Related: Court rules that it’s unconstitutional for public officials to block people on Twitter

In June, the US Supreme Court struck down a New York State legislation that required people to have a license to carry a concealed firearm outside of their homes. The state’s legislature responded by expediting a new gun control legislation limiting who is allowed to carry firearms among other controls.

New Yorkers upset with the reform took to Twitter to express their frustration. According to FIRE, the state’s Senate Twitter account hid about 90 tweets and blocked multiple users.

Twitter allows accounts to hide replies and block people, which prevents them from commenting and seeing future tweets. The New York State Senate’s account takes advantage of these features to hide criticism of legislators and legislation.

Because the Senate is a government entity, it is going against the First Amendment by blocking users. Several courts have agreed that when a government entity invites public comment on social media, regulating comments and engagement violates the First Amendment. The most notable case was when a court ruled that then-President Donald Trump violated the First Amendment by blocking critics on Twitter.

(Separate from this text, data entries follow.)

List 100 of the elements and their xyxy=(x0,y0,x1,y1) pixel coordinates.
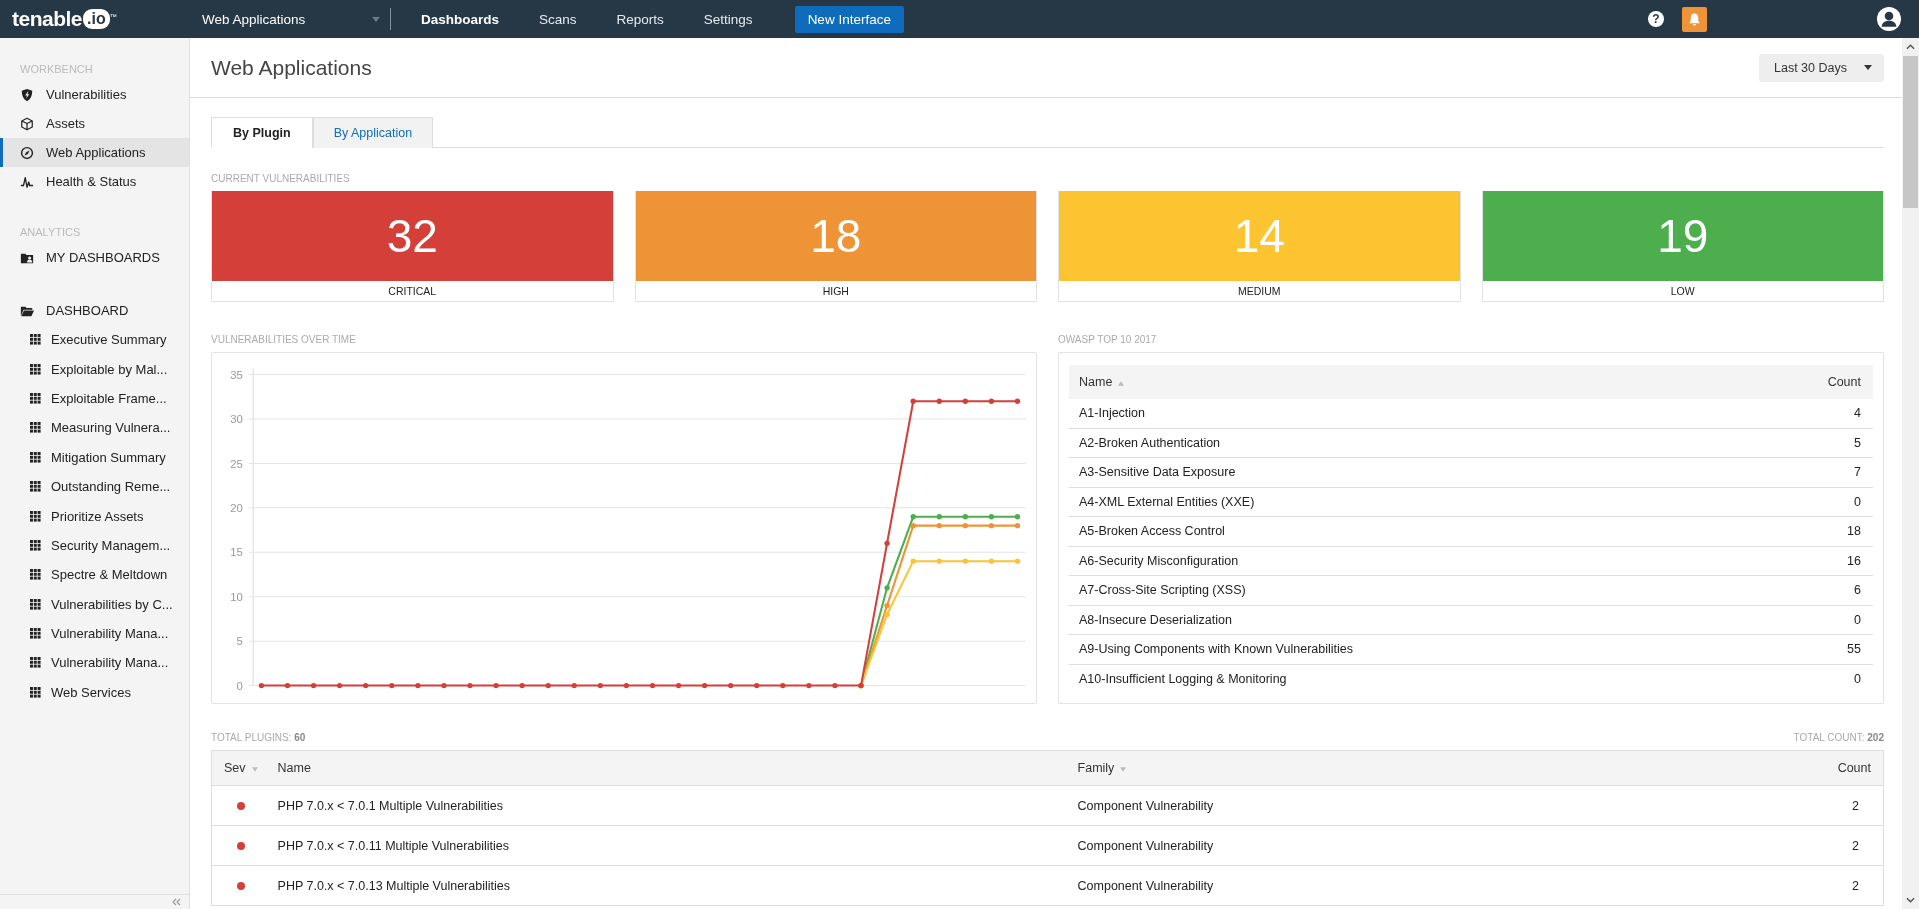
section-heading: CURRENT VULNERABILITIES xyxy=(211,173,351,184)
double-chevron-icon[interactable] xyxy=(171,898,181,906)
tile-label: LOW xyxy=(1669,284,1696,299)
sidebar-subitem[interactable]: Security Managem... xyxy=(0,530,189,561)
sidebar-subitem[interactable]: Prioritize Assets xyxy=(0,501,189,531)
tile-count: 18 xyxy=(635,191,1036,281)
sort-icon[interactable] xyxy=(1118,381,1125,386)
table-cell: A4-XML External Entities (XXE) xyxy=(1069,487,1791,517)
table-cell: Component Vulnerability xyxy=(1067,785,1669,826)
y-tick-label: 0 xyxy=(236,679,243,692)
column-header[interactable]: Name xyxy=(1069,365,1791,399)
sidebar-subitem[interactable]: Vulnerability Mana... xyxy=(0,618,189,649)
table-cell: A8-Insecure Deserialization xyxy=(1069,605,1791,635)
tile-label: CRITICAL xyxy=(387,284,438,299)
shield-icon xyxy=(20,87,34,102)
user-avatar-icon[interactable] xyxy=(1877,7,1901,31)
table-cell: 0 xyxy=(1791,605,1873,635)
cube-icon xyxy=(20,116,34,131)
y-tick-label: 5 xyxy=(236,635,243,648)
severity-tile[interactable]: 14 MEDIUM xyxy=(1058,191,1461,302)
total-count: TOTAL COUNT: 202 xyxy=(1793,732,1884,743)
bell-icon xyxy=(1687,11,1702,27)
table-cell: A2-Broken Authentication xyxy=(1069,428,1791,458)
grid-icon xyxy=(30,598,41,610)
table-cell: 0 xyxy=(1791,664,1873,693)
context-dropdown[interactable]: Web Applications xyxy=(190,11,390,27)
grid-icon xyxy=(30,539,41,551)
nav-link[interactable]: Scans xyxy=(519,11,597,27)
logo[interactable]: tenable xyxy=(12,7,83,31)
table-cell: 6 xyxy=(1791,575,1873,605)
grid-icon xyxy=(30,481,41,493)
column-header[interactable]: Name xyxy=(267,750,1068,786)
section-heading: WORKBENCH xyxy=(19,63,94,77)
table-cell: 7 xyxy=(1791,457,1873,487)
notifications-button[interactable] xyxy=(1682,6,1707,32)
sidebar-subitem[interactable]: Mitigation Summary xyxy=(0,442,189,472)
logo-badge[interactable]: .io xyxy=(83,9,110,29)
grid-icon xyxy=(30,569,41,581)
grid-icon xyxy=(30,334,41,346)
folder-item[interactable]: DASHBOARD xyxy=(0,296,189,325)
table-cell: A5-Broken Access Control xyxy=(1069,516,1791,546)
column-header[interactable]: Count xyxy=(1791,365,1873,399)
column-header[interactable]: Family xyxy=(1067,750,1669,786)
tab[interactable]: By Application xyxy=(312,117,434,148)
sidebar-subitem[interactable]: Exploitable Frame... xyxy=(0,383,189,414)
y-tick-label: 30 xyxy=(230,413,243,426)
severity-tile[interactable]: 19 LOW xyxy=(1481,191,1884,302)
sidebar-item[interactable]: Assets xyxy=(0,109,189,138)
nav-link[interactable]: Dashboards xyxy=(401,11,520,27)
scrollbar-thumb[interactable] xyxy=(1903,56,1918,208)
column-header[interactable]: Count xyxy=(1668,750,1884,786)
table-cell: PHP 7.0.x < 7.0.13 Multiple Vulnerabilities xyxy=(267,865,1068,906)
sidebar-item[interactable]: Health & Status xyxy=(0,167,189,196)
y-tick-label: 10 xyxy=(230,590,243,603)
table-cell: A9-Using Components with Known Vulnerabilities xyxy=(1069,634,1791,664)
nav-link[interactable]: Settings xyxy=(683,11,773,27)
sidebar-subitem[interactable]: Vulnerabilities by C... xyxy=(0,589,189,619)
scrollbar[interactable] xyxy=(1902,38,1919,909)
grid-icon xyxy=(30,363,41,375)
grid-icon xyxy=(30,422,41,434)
severity-tile[interactable]: 18 HIGH xyxy=(634,191,1037,302)
new-interface-button[interactable]: New Interface xyxy=(794,5,904,33)
date-range-dropdown[interactable]: Last 30 Days xyxy=(1759,53,1884,82)
grid-icon xyxy=(30,451,41,463)
table-cell: Component Vulnerability xyxy=(1067,825,1669,866)
sidebar-subitem[interactable]: Measuring Vulnera... xyxy=(0,413,189,443)
sidebar-item[interactable]: Web Applications xyxy=(0,138,189,167)
table-cell: 2 xyxy=(1668,785,1884,826)
table-cell: 2 xyxy=(1668,825,1884,866)
section-heading: OWASP TOP 10 2017 xyxy=(1058,334,1158,345)
grid-icon xyxy=(30,686,41,698)
help-icon[interactable]: ? xyxy=(1648,11,1664,27)
sidebar-subitem[interactable]: Vulnerability Mana... xyxy=(0,648,189,678)
scroll-down-icon[interactable] xyxy=(1906,897,1915,903)
tab[interactable]: By Plugin xyxy=(211,117,313,148)
table-cell: A7-Cross-Site Scripting (XSS) xyxy=(1069,575,1791,605)
severity-tile[interactable]: 32 CRITICAL xyxy=(211,191,614,302)
sidebar-subitem[interactable]: Exploitable by Mal... xyxy=(0,354,189,384)
column-header[interactable]: Sev xyxy=(211,750,268,786)
sidebar-item[interactable]: MY DASHBOARDS xyxy=(0,243,189,272)
sidebar-item[interactable]: Vulnerabilities xyxy=(0,80,189,109)
caret-icon xyxy=(1864,65,1872,70)
sort-icon[interactable] xyxy=(251,767,258,772)
grid-icon xyxy=(30,628,41,640)
tile-label: MEDIUM xyxy=(1236,284,1282,299)
scroll-up-icon[interactable] xyxy=(1906,44,1915,50)
table-cell: Component Vulnerability xyxy=(1067,865,1669,906)
table-cell: 0 xyxy=(1791,487,1873,517)
sidebar-subitem[interactable]: Executive Summary xyxy=(0,325,189,355)
sidebar-subitem[interactable]: Outstanding Reme... xyxy=(0,471,189,502)
sidebar-subitem[interactable]: Spectre & Meltdown xyxy=(0,560,189,590)
table-cell: A6-Security Misconfiguration xyxy=(1069,546,1791,576)
table-cell: 16 xyxy=(1791,546,1873,576)
section-heading: VULNERABILITIES OVER TIME xyxy=(211,334,357,345)
sort-icon[interactable] xyxy=(1120,767,1127,772)
sidebar-subitem[interactable]: Web Services xyxy=(0,677,189,708)
y-tick-label: 15 xyxy=(230,546,243,559)
table-cell: 2 xyxy=(1668,865,1884,906)
y-tick-label: 35 xyxy=(230,368,243,381)
nav-link[interactable]: Reports xyxy=(596,11,684,27)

“The First Amendment protects the pen, the press, and the pixel,” said FIRE attorney Adam Steinbaugh. “When state actors go online, the First Amendment follows.”

“The New York State Senate cannot hide tweets or block users based on their viewpoints. In culling tweets and blocking users based on viewpoint, the New York State Senate undermines its own role in facilitating the democratic process and violates the Constitution.”

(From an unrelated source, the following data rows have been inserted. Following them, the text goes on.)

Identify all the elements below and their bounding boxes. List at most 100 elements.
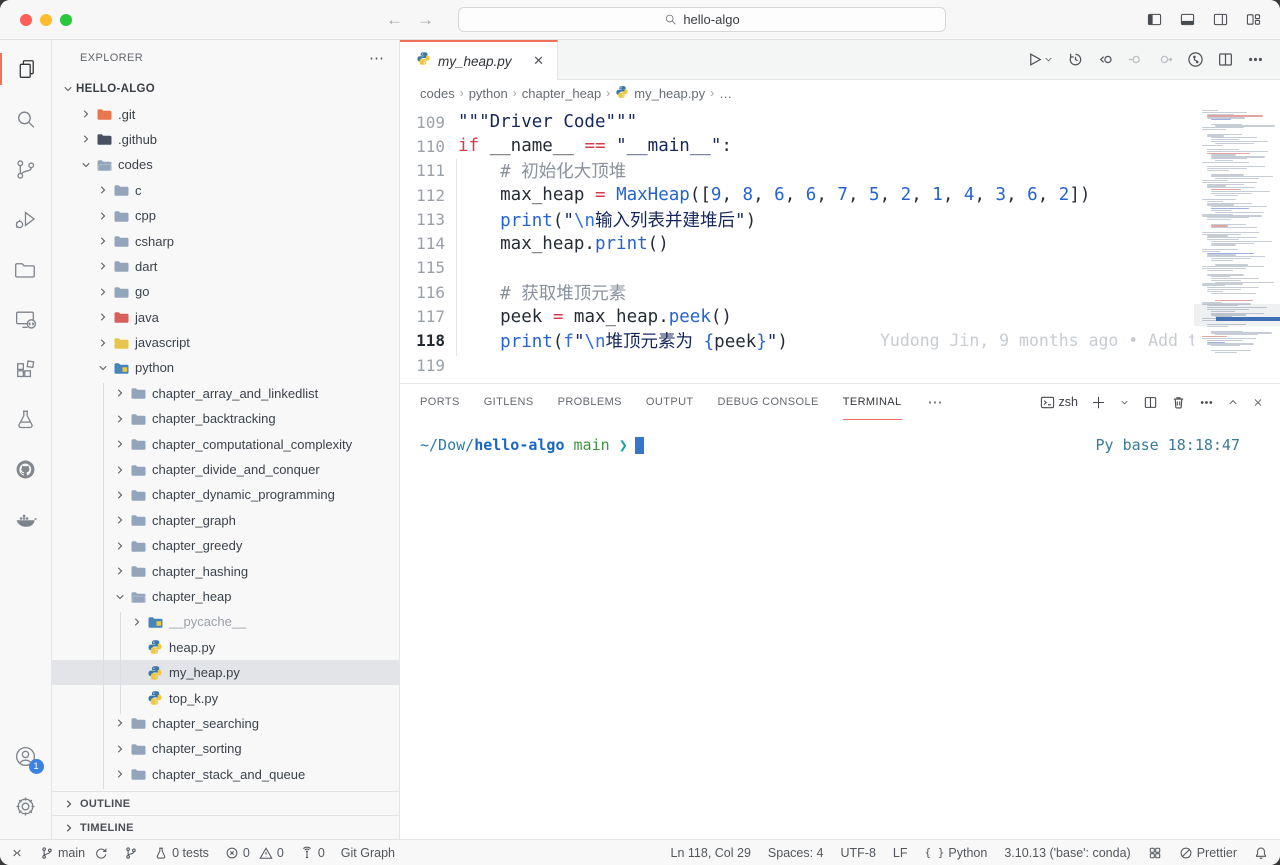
status-tests[interactable]: 0 tests (154, 846, 209, 860)
folder-icon[interactable] (0, 244, 52, 294)
search-icon[interactable] (0, 94, 52, 144)
customize-layout-icon[interactable] (1245, 12, 1262, 27)
explorer-more-actions-icon[interactable]: ⋯ (369, 49, 385, 67)
new-terminal-icon[interactable]: ＋ (1091, 392, 1106, 413)
tree-item-csharp[interactable]: csharp (52, 228, 399, 253)
settings-gear-icon[interactable] (0, 781, 52, 831)
status-git-branch[interactable]: main (40, 846, 108, 860)
toggle-primary-sidebar-icon[interactable] (1146, 12, 1163, 27)
command-center-search[interactable]: hello-algo (458, 7, 946, 32)
panel-tab-output[interactable]: OUTPUT (646, 384, 694, 420)
status-language-mode[interactable]: { }Python (925, 846, 988, 860)
toggle-secondary-sidebar-icon[interactable] (1212, 12, 1229, 27)
tree-item-cpp[interactable]: cpp (52, 203, 399, 228)
tree-item-python[interactable]: python (52, 355, 399, 380)
remote-explorer-icon[interactable] (0, 294, 52, 344)
tree-item-go[interactable]: go (52, 279, 399, 304)
code-line-117[interactable]: 117 peek = max_heap.peek() (400, 304, 1280, 328)
tree-item-chapter-computational-complexity[interactable]: chapter_computational_complexity (52, 431, 399, 456)
code-line-112[interactable]: 112 max_heap = MaxHeap([9, 8, 6, 6, 7, 5… (400, 183, 1280, 207)
panel-more-tabs-icon[interactable]: ⋯ (928, 393, 943, 411)
minimap-viewport[interactable] (1194, 304, 1280, 326)
status-notifications[interactable] (1254, 846, 1268, 860)
code-line-116[interactable]: 116 # 获取堆顶元素 (400, 280, 1280, 304)
status-git-graph[interactable]: Git Graph (341, 846, 395, 860)
close-tab-icon[interactable]: ✕ (530, 51, 547, 71)
breadcrumb-item[interactable]: codes (420, 86, 455, 101)
tree-item-dart[interactable]: dart (52, 254, 399, 279)
toggle-panel-icon[interactable] (1179, 12, 1196, 27)
tree-item-chapter-stack-and-queue[interactable]: chapter_stack_and_queue (52, 762, 399, 787)
tree-item--github[interactable]: .github (52, 127, 399, 152)
terminal-shell-selector[interactable]: zsh (1040, 395, 1078, 410)
tree-item-chapter-dynamic-programming[interactable]: chapter_dynamic_programming (52, 482, 399, 507)
maximize-window-button[interactable] (60, 14, 72, 26)
tab-my-heap-py[interactable]: my_heap.py ✕ (400, 40, 558, 80)
kill-terminal-icon[interactable] (1171, 395, 1186, 410)
docker-icon[interactable] (0, 494, 52, 544)
panel-tab-ports[interactable]: PORTS (420, 384, 460, 420)
source-control-icon[interactable] (0, 144, 52, 194)
status-prettier[interactable]: Prettier (1179, 846, 1237, 860)
extensions-icon[interactable] (0, 344, 52, 394)
forward-arrow-icon[interactable]: → (417, 10, 434, 30)
minimap[interactable] (1194, 106, 1280, 383)
status-apps[interactable] (1148, 846, 1162, 860)
more-actions-icon[interactable] (1247, 51, 1264, 68)
tree-item-chapter-backtracking[interactable]: chapter_backtracking (52, 406, 399, 431)
tree-item--git[interactable]: .git (52, 101, 399, 126)
run-and-debug-icon[interactable] (0, 194, 52, 244)
tree-item-chapter-heap[interactable]: chapter_heap (52, 584, 399, 609)
tree-item-chapter-sorting[interactable]: chapter_sorting (52, 736, 399, 761)
code-line-119[interactable]: 119 (400, 353, 1280, 377)
testing-icon[interactable] (0, 394, 52, 444)
minimize-window-button[interactable] (40, 14, 52, 26)
status-indentation[interactable]: Spaces: 4 (768, 846, 824, 860)
git-graph-icon[interactable] (1187, 51, 1204, 68)
breadcrumb-item[interactable]: my_heap.py (634, 86, 705, 101)
outline-section[interactable]: OUTLINE (52, 791, 399, 815)
code-line-110[interactable]: 110if __name__ == "__main__": (400, 134, 1280, 158)
code-line-118[interactable]: 118 print(f"\n堆顶元素为 {peek}")Yudong Jin, … (400, 329, 1280, 353)
panel-more-actions-icon[interactable] (1199, 395, 1214, 410)
tree-item-codes[interactable]: codes (52, 152, 399, 177)
panel-tab-debug-console[interactable]: DEBUG CONSOLE (718, 384, 819, 420)
tree-item-chapter-graph[interactable]: chapter_graph (52, 508, 399, 533)
explorer-icon[interactable] (0, 44, 52, 94)
accounts-icon[interactable]: 1 (0, 731, 52, 781)
tree-item-c[interactable]: c (52, 178, 399, 203)
next-change-icon[interactable] (1157, 51, 1174, 68)
tree-item-my-heap-py[interactable]: my_heap.py (52, 660, 399, 685)
terminal[interactable]: ~/Dow/hello-algo main ❯ Py base 18:18:47 (400, 420, 1280, 839)
tree-item-top-k-py[interactable]: top_k.py (52, 685, 399, 710)
breadcrumb-item[interactable]: chapter_heap (522, 86, 602, 101)
run-python-file-icon[interactable] (1026, 51, 1054, 68)
github-icon[interactable] (0, 444, 52, 494)
tree-item-heap-py[interactable]: heap.py (52, 635, 399, 660)
tree-item-chapter-divide-and-conquer[interactable]: chapter_divide_and_conquer (52, 457, 399, 482)
status-encoding[interactable]: UTF-8 (841, 846, 876, 860)
status-radio-tower[interactable]: 0 (300, 846, 325, 860)
status-problems[interactable]: 00 (225, 846, 284, 860)
code-line-113[interactable]: 113 print("\n输入列表并建堆后") (400, 207, 1280, 231)
timeline-section[interactable]: TIMELINE (52, 815, 399, 839)
tree-item-chapter-greedy[interactable]: chapter_greedy (52, 533, 399, 558)
status-gitlens[interactable] (124, 846, 138, 860)
panel-tab-gitlens[interactable]: GITLENS (484, 384, 534, 420)
status-eol[interactable]: LF (893, 846, 908, 860)
split-editor-icon[interactable] (1217, 51, 1234, 68)
close-window-button[interactable] (20, 14, 32, 26)
tree-item-javascript[interactable]: javascript (52, 330, 399, 355)
split-terminal-icon[interactable] (1143, 395, 1158, 410)
tree-item-hello-algo[interactable]: HELLO-ALGO (52, 76, 399, 101)
status-cursor-position[interactable]: Ln 118, Col 29 (671, 846, 751, 860)
terminal-dropdown-icon[interactable] (1119, 395, 1130, 410)
maximize-panel-icon[interactable] (1227, 395, 1239, 410)
status-python-interpreter[interactable]: 3.10.13 ('base': conda) (1004, 846, 1130, 860)
previous-change-icon[interactable] (1127, 51, 1144, 68)
tree-item--pycache-[interactable]: __pycache__ (52, 609, 399, 634)
breadcrumb-item[interactable]: python (469, 86, 508, 101)
status-remote-indicator[interactable] (10, 846, 24, 860)
tree-item-java[interactable]: java (52, 305, 399, 330)
code-line-115[interactable]: 115 (400, 256, 1280, 280)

FIRE is representing William Silver, who was blocked by the New York State Senate’s Twitter account for criticizing the new gun control legislation. He commented about the legislation using two words from the Second Amendment: “Shall not.”

“While the Senate was considering legislation on an expedited basis, I thought it was important to voice my opinion while I had the opportunity,” said Silver. “It’s concerning that the Senate would try to prevent me from doing that. We can’t expect politicians to agree with us on every issue, but they also can’t subvert the democratic process by hiding constituents’ publicly voiced concerns.”

FIRE sent a letter to the New York State Senate demanding it unblocks all users, unhide all hidden tweets and Facebook comments, and agree to never block users. The organization also sent a freedom of information request demanding information about every comment that has been hidden and those who have been blocked. The state’s Senate has until September 1 to respond to the letter.

“Legislatures should seek out the opinions of their constituents, not disappear them,” said FIRE attorney Harrison Rosenthal. “Our democracy depends on the ability of the public to share their views, but the New York State Senate is suppressing the views they don’t like.”